Israeli activists squat empty Jerusalem buildings to protest over costly housing

Activists in Jerusalem set up a 'People's House' in an empty state-owned building near the residence of prime minister Binyamin Netanyahu

Social justice campaigners unveil 'People's House' in abandoned state-owned building and call for 'national squatting movement'
Social justice activists have embarked on a series of lightning squats of unoccupied buildings as part of a six-week protest against rising rents and house prices in Israel.


The protesters, who aim to "inspire a national squatting movement", unveiled Jerusalem's first "People's House" on Saturday night, occupying an abandoned state-owned building close to prime minister Binyamin Netanyahu's official residence, where several thousand demonstrators called for social justice and better living standards.

The four storey building in the city centre has been empty for 15 years, say demonstrators. It is owned by the Jewish National Fund (JNF), which was established by Zionists more than a century ago to buy up land in Palestine. Plans to turn it into a hotel more than a decade ago never came to fruition.A coalition of activists broke in through a back window on Friday, cleared away rubble and set about transforming the interior in anticipation of Saturday night's launch.

About 200 Israelis came to celebrate the building's occupation on Saturday night, according to the organisers.
The flicker of hundreds of candles lit up poems inspired by the social justice protests which were daubed in white paint on the walls.
Esther Witt, one of the activists behind the initiative, said the political statement was designed to put pressure on the government to deal with state-owned buildings that stand empty and encourage the thousands of foreign owners of "ghost apartments" in Israel to rent them out.
"We're trying to make a point – this building could easily house four families but it has stood empty for 15 years," said Witt, a special needs teaching assistant and mother of two young children.

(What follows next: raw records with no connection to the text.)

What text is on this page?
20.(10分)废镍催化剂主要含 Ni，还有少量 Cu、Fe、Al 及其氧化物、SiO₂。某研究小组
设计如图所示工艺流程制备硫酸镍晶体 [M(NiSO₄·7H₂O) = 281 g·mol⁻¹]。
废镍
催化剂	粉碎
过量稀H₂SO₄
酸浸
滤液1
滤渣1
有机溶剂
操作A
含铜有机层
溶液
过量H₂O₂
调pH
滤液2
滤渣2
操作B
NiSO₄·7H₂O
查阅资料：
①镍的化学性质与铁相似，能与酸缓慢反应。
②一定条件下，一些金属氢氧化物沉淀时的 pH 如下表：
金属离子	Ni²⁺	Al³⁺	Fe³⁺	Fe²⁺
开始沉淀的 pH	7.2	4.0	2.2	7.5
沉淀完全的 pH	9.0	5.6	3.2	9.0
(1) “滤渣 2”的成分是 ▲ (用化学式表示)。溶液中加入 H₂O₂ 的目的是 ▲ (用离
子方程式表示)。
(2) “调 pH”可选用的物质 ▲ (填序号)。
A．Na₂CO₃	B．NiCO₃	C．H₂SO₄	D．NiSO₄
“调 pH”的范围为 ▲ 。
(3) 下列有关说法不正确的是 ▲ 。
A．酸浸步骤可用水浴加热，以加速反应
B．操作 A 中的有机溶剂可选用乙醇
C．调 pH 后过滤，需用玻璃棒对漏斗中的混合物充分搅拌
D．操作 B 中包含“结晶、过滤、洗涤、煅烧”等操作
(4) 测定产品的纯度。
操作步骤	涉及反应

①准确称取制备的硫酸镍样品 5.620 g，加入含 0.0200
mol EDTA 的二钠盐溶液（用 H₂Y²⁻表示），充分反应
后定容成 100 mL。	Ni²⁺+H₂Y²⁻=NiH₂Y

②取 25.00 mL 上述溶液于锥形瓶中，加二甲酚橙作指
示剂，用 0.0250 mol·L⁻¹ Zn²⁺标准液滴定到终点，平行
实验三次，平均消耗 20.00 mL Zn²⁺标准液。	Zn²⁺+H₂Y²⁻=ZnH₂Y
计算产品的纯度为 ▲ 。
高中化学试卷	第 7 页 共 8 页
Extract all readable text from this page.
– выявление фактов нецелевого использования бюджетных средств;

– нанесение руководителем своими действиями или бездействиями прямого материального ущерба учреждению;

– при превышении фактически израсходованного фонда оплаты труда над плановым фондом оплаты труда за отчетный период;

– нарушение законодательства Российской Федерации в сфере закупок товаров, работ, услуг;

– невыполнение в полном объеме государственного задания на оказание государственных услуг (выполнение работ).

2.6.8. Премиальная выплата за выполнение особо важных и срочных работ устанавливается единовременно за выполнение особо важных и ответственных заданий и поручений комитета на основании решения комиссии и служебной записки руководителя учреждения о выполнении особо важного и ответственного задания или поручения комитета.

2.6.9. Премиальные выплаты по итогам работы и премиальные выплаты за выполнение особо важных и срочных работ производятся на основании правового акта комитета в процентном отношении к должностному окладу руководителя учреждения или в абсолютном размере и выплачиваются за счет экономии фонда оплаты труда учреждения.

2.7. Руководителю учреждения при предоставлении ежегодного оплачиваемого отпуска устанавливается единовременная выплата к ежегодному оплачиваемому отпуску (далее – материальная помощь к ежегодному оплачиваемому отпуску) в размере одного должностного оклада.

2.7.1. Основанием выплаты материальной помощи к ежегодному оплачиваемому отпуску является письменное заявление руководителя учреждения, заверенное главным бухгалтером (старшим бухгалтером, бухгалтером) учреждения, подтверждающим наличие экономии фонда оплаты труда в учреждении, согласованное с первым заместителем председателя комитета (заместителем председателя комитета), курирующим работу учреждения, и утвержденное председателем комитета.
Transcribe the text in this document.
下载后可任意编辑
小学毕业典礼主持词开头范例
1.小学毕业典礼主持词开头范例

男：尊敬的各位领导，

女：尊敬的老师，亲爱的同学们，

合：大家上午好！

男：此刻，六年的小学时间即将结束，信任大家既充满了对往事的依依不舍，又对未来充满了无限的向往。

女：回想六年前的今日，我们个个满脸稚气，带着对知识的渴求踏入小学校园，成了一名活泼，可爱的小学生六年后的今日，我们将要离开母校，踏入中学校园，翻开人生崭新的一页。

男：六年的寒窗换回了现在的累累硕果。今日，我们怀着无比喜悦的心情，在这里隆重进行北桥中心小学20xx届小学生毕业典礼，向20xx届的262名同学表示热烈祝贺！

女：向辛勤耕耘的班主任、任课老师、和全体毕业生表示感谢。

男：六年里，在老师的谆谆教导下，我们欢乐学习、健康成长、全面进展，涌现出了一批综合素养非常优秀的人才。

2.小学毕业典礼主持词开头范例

"We want those people who own apartments in Israel but only come to the

country for two weeks a year to feel that if they leave their apartment empty, it'll be squatted, and so it's in everyone's interest if they rent them out instead."
The takeover of the building followed two similar "guerrilla occupations" in Tel Aviv.
Last Monday, dozens of housing protesters occupied a building owned by the Tel Aviv Municipality before being evicted by police the next morning.
And on Friday afternoon, protesters broke into and briefly occupied another mainly empty municipal building in the city, hanging protest signs on its exterior and leaving before police arrived.

Discontent with spiralling rents, high house prices, the exorbitant costs of education and raising children, as well as a range of other social issues, has seen a national social justice movement blossom since the first "tent city" protest in Tel Aviv on 14 July.
Mass rallies have been held in cities and towns across Israel since then, with an estimated 300,000 people taking to the streets on 6 August in the largest demonstrations over social issues seen in the country.

Unimpressed by the government's establishment of a committee of experts to consider the demands, activists are calling for a "million-man" march in 50 cities next Saturday.

However, demonstrations in Tel Aviv, Jerusalem and a handful of other towns and cities on Saturday night saw a markedly lower turnout than in previous protests, with about 20,000 Israelis taking part, according to local media reports.

Protests planned for last weekend were cancelled after terrorist attacks hit the south of the country, and an anticipated Palestinian bid for statehood at the UN threatens to eclipse the sizable media coverage and publicity that the demonstrators have garnered so far.